Cooking big Excel files with Python and Openpyxl

At least once in life, every computer user has to handle some spreadsheets or, excel files. Sometimes to put formulas in for accounting stuff, sometimes to store data from Google forms or other surveys and etc. So what do you actually do when the spreadsheet contains just survey data or no number to apply formulas at all? I know you’ll get your hands dirty and do it manually. It’s fine if the there’s data from roughly a hundred people. What will you do if there’s data from a thousand or more? I’d have run away in such cases because I’m way too lazy to scroll down and have a look at those. Hopefully I know how to do magic tricks using Python and I’m going to show you this specific magic trick today.

Let’s make a problem first

I have a spreadsheet at my hand that has Name, Address and E-mail of 10,000 (Ten thousand, read that aloud) people. What I need to do is using this information I need to create .txt files for each of them using their names as the file name that’ll contain there Name, Address and E-mail. More like a business card.

[ I generated the data in the file using Faker module, all data is fake ]

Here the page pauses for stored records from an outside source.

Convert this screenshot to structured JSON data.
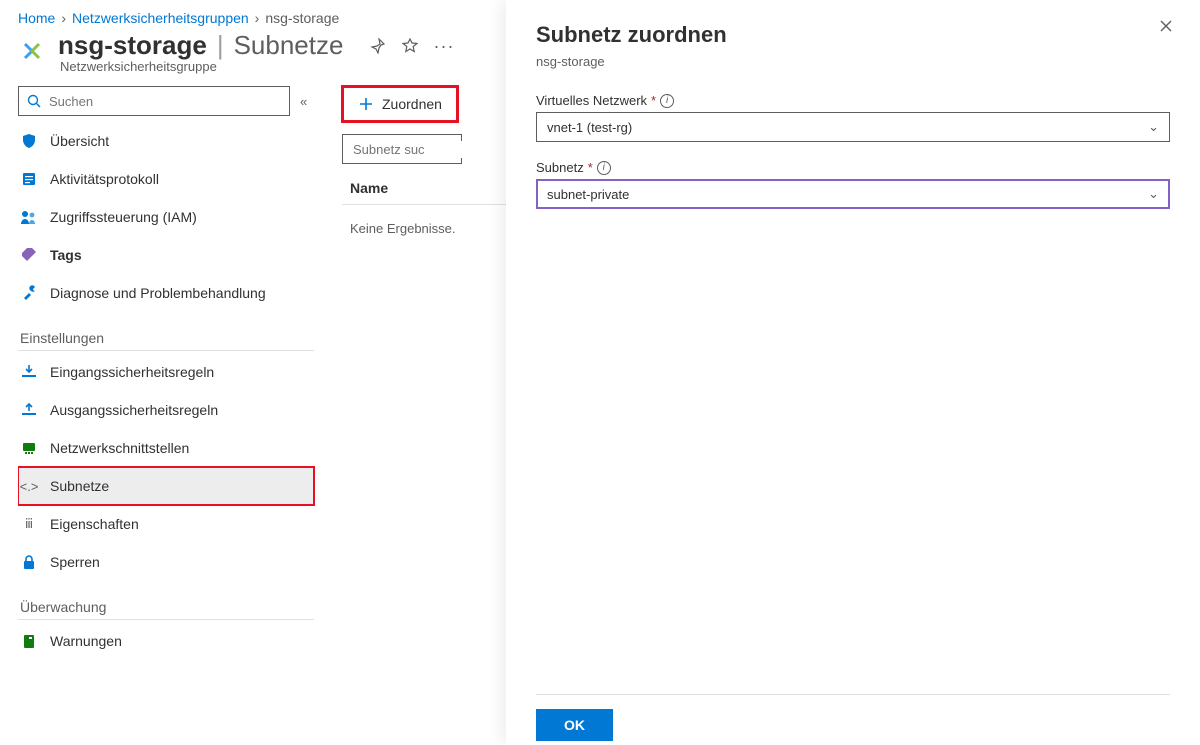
{
  "breadcrumb": {
    "home": "Home",
    "group": "Netzwerksicherheitsgruppen",
    "current": "nsg-storage"
  },
  "header": {
    "name": "nsg-storage",
    "separator": "|",
    "section": "Subnetze",
    "subtitle": "Netzwerksicherheitsgruppe"
  },
  "search": {
    "placeholder": "Suchen"
  },
  "nav": {
    "items": [
      {
        "label": "Übersicht"
      },
      {
        "label": "Aktivitätsprotokoll"
      },
      {
        "label": "Zugriffssteuerung (IAM)"
      },
      {
        "label": "Tags"
      },
      {
        "label": "Diagnose und Problembehandlung"
      }
    ],
    "group_settings": "Einstellungen",
    "settings": [
      {
        "label": "Eingangssicherheitsregeln"
      },
      {
        "label": "Ausgangssicherheitsregeln"
      },
      {
        "label": "Netzwerkschnittstellen"
      },
      {
        "label": "Subnetze"
      },
      {
        "label": "Eigenschaften"
      },
      {
        "label": "Sperren"
      }
    ],
    "group_monitoring": "Überwachung",
    "monitoring": [
      {
        "label": "Warnungen"
      }
    ]
  },
  "toolbar": {
    "assoc": "Zuordnen"
  },
  "subnet_search": {
    "placeholder": "Subnetz suc"
  },
  "table": {
    "col_name": "Name",
    "empty": "Keine Ergebnisse."
  },
  "panel": {
    "title": "Subnetz zuordnen",
    "subtitle": "nsg-storage",
    "vnet_label": "Virtuelles Netzwerk",
    "vnet_value": "vnet-1 (test-rg)",
    "subnet_label": "Subnetz",
    "subnet_value": "subnet-private",
    "ok": "OK"
  }
}
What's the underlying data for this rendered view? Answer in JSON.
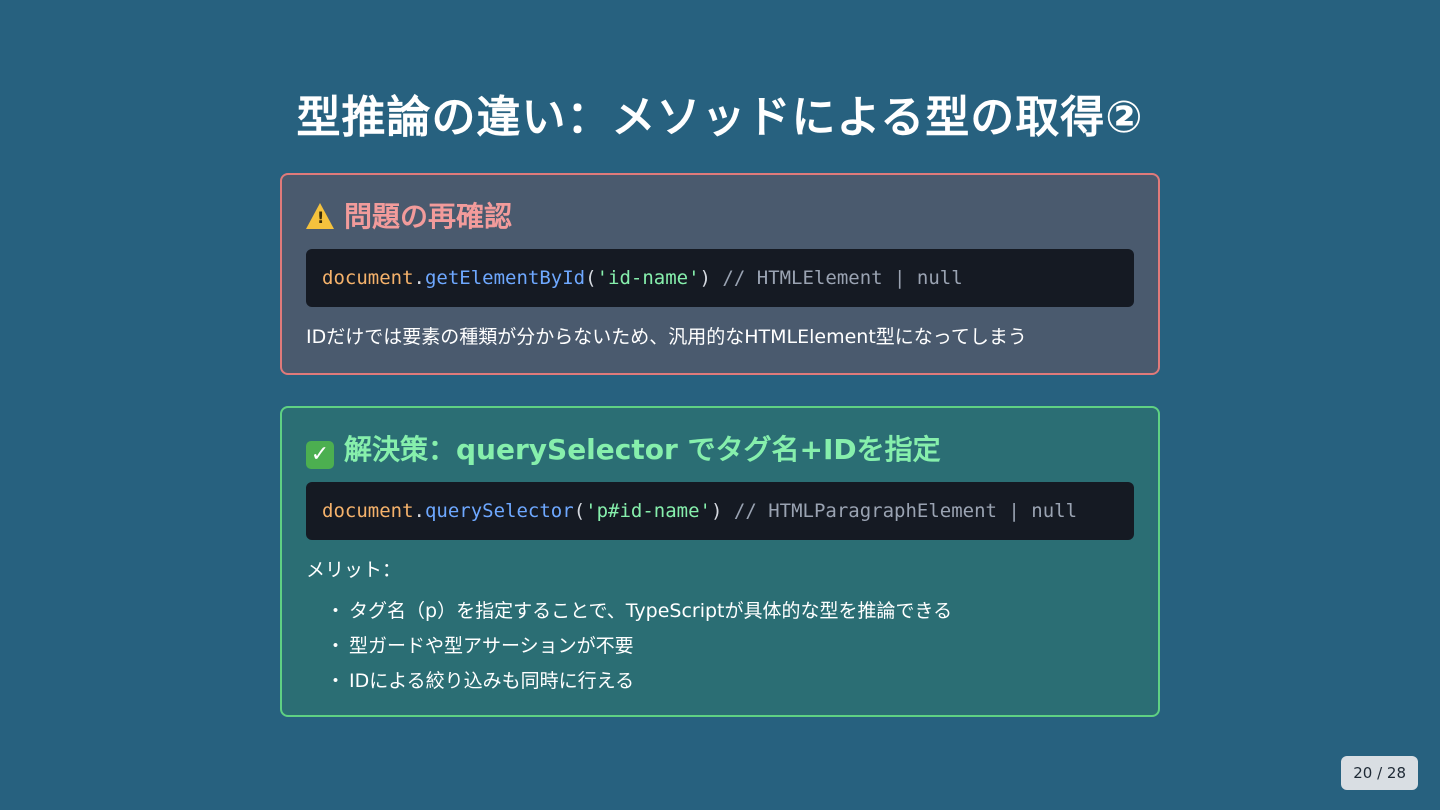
{
  "slide": {
    "title": "型推論の違い：メソッドによる型の取得②",
    "page_current": "20",
    "page_separator": " / ",
    "page_total": "28"
  },
  "problem": {
    "icon": "warning-icon",
    "heading": "問題の再確認",
    "code": {
      "object": "document",
      "dot": ".",
      "method": "getElementById",
      "open_paren": "(",
      "argument": "'id-name'",
      "close_paren": ")",
      "comment": " // HTMLElement | null"
    },
    "description": "IDだけでは要素の種類が分からないため、汎用的なHTMLElement型になってしまう"
  },
  "solution": {
    "icon": "check-mark-icon",
    "heading": "解決策：querySelector でタグ名+IDを指定",
    "code": {
      "object": "document",
      "dot": ".",
      "method": "querySelector",
      "open_paren": "(",
      "argument": "'p#id-name'",
      "close_paren": ")",
      "comment": " // HTMLParagraphElement | null"
    },
    "merit_label": "メリット：",
    "merits": [
      "タグ名（p）を指定することで、TypeScriptが具体的な型を推論できる",
      "型ガードや型アサーションが不要",
      "IDによる絞り込みも同時に行える"
    ],
    "bullet": "・"
  },
  "colors": {
    "background": "#27617f",
    "problem_border": "#e07a7a",
    "solution_border": "#5fd183",
    "code_background": "#151a23"
  }
}
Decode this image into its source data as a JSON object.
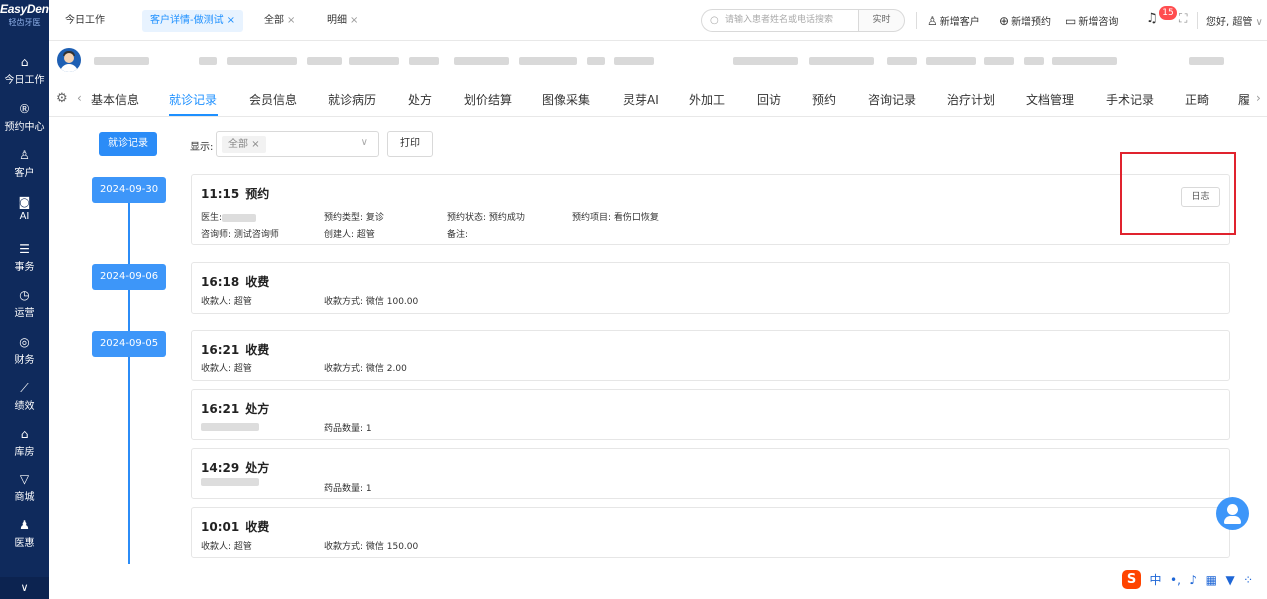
{
  "sidebar": {
    "logo": "EasyDent",
    "logo_sub": "轻齿牙医",
    "items": [
      {
        "label": "今日工作",
        "icon": "home-icon",
        "glyph": "⌂"
      },
      {
        "label": "预约中心",
        "icon": "calendar-icon",
        "glyph": "®"
      },
      {
        "label": "客户",
        "icon": "user-icon",
        "glyph": "♙"
      },
      {
        "label": "AI",
        "icon": "robot-icon",
        "glyph": "◙"
      },
      {
        "label": "事务",
        "icon": "clipboard-icon",
        "glyph": "☰"
      },
      {
        "label": "运营",
        "icon": "clock-icon",
        "glyph": "◷"
      },
      {
        "label": "财务",
        "icon": "money-icon",
        "glyph": "◎"
      },
      {
        "label": "绩效",
        "icon": "chart-icon",
        "glyph": "⟋"
      },
      {
        "label": "库房",
        "icon": "warehouse-icon",
        "glyph": "⌂"
      },
      {
        "label": "商城",
        "icon": "cart-icon",
        "glyph": "▽"
      },
      {
        "label": "医惠",
        "icon": "people-icon",
        "glyph": "♟"
      }
    ],
    "collapse_glyph": "∨"
  },
  "topbar": {
    "tabs": [
      {
        "label": "今日工作",
        "closable": false
      },
      {
        "label": "客户详情-做测试",
        "closable": true,
        "active": true
      },
      {
        "label": "全部",
        "closable": true
      },
      {
        "label": "明细",
        "closable": true
      }
    ],
    "close_glyph": "×",
    "search_placeholder": "请输入患者姓名或电话搜索",
    "search_button": "实时",
    "actions": [
      {
        "label": "新增客户",
        "icon": "add-user-icon",
        "glyph": "♙"
      },
      {
        "label": "新增预约",
        "icon": "add-appointment-icon",
        "glyph": "⊕"
      },
      {
        "label": "新增咨询",
        "icon": "chat-icon",
        "glyph": "▭"
      }
    ],
    "notification_count": "15",
    "greeting": "您好, 超管",
    "greeting_caret": "∨"
  },
  "subtabs": {
    "items": [
      "基本信息",
      "就诊记录",
      "会员信息",
      "就诊病历",
      "处方",
      "划价结算",
      "图像采集",
      "灵芽AI",
      "外加工",
      "回访",
      "预约",
      "咨询记录",
      "治疗计划",
      "文档管理",
      "手术记录",
      "正畸",
      "履"
    ],
    "active_index": 1
  },
  "filters": {
    "visit_button": "就诊记录",
    "show_label": "显示:",
    "chip_label": "全部",
    "print_button": "打印"
  },
  "timeline": {
    "dates": [
      "2024-09-30",
      "2024-09-06",
      "2024-09-05"
    ],
    "records": [
      {
        "time": "11:15",
        "type": "预约",
        "fields": {
          "doctor": "医生:",
          "appt_type": "预约类型: 复诊",
          "appt_status": "预约状态: 预约成功",
          "appt_item": "预约项目: 看伤口恢复",
          "consultant": "咨询师: 测试咨询师",
          "creator": "创建人: 超管",
          "remark": "备注:"
        },
        "log_button": "日志"
      },
      {
        "time": "16:18",
        "type": "收费",
        "payee": "收款人: 超管",
        "method": "收款方式: 微信 100.00"
      },
      {
        "time": "16:21",
        "type": "收费",
        "payee": "收款人: 超管",
        "method": "收款方式: 微信 2.00"
      },
      {
        "time": "16:21",
        "type": "处方",
        "drug_count": "药品数量: 1"
      },
      {
        "time": "14:29",
        "type": "处方",
        "drug_count": "药品数量: 1"
      },
      {
        "time": "10:01",
        "type": "收费",
        "payee": "收款人: 超管",
        "method": "收款方式: 微信 150.00"
      }
    ]
  },
  "ime": {
    "logo": "S",
    "lang": "中"
  },
  "colors": {
    "sidebar": "#0f2a5c",
    "accent": "#1e90ff",
    "date_pill": "#3d96f9",
    "highlight_box": "#e0232e"
  }
}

A screenshot of a portion of the file for your reference :


 What we need

  • python3
  • openpyxl Module. Install it using the following command in your command prompt / shell:
pip install openpyxl
  • A text editor of your choice : Atom, VS Code, Sublime, Emacs, Vim whatever you like.

 So let’s get to code

Our spreadsheet file name is : TestBook.xlsx

All files and code is on this github repo link

import openpyxl as opx

fileName = '../excelFile/TestBook.xlsx'
sheetName = 'Sheet1'

Now we’re going to load the file or the workbook using load_workbook() method of openpyxl

workBook = opx.load_workbook(fileName)

We all know the structure of a spreadsheet. Data is always stored in sheets. So we need to get the sheet where our data is. Now MS Excel has genereously given us the name Sheet1 so we don’t have to cry here and there to get the name. So, houston, let’s launch the shuttles and load the sheet!

sheet = workBook.get_sheet_by_name(sheetName)

Now we get the row and column count from the workbook. (Let’s see if python can load all those records or not! Brute force test 😉 )

maxRows = sheet.max_row
maxCol = sheet.max_column
output :


Aw yes! xD

So it does load all those things. Fascinating! Now to the real part of thing, where we read people’s private data( This is where you feel like Google! Although this data is fake. ) and write them to files xD

for i in range(1, maxRows + 1):
    name = sheet.cell(row=i, column=1).value
    outputFile = open('../dump/{}.txt'.format(name), 'w')

    for j in range(1, maxCol + 1):
        outputFile.write(sheet.cell(row=i, column=j).value + '\n')

    # just checking for a count of the write op actually!
    print('Written file number : {}'.format(i))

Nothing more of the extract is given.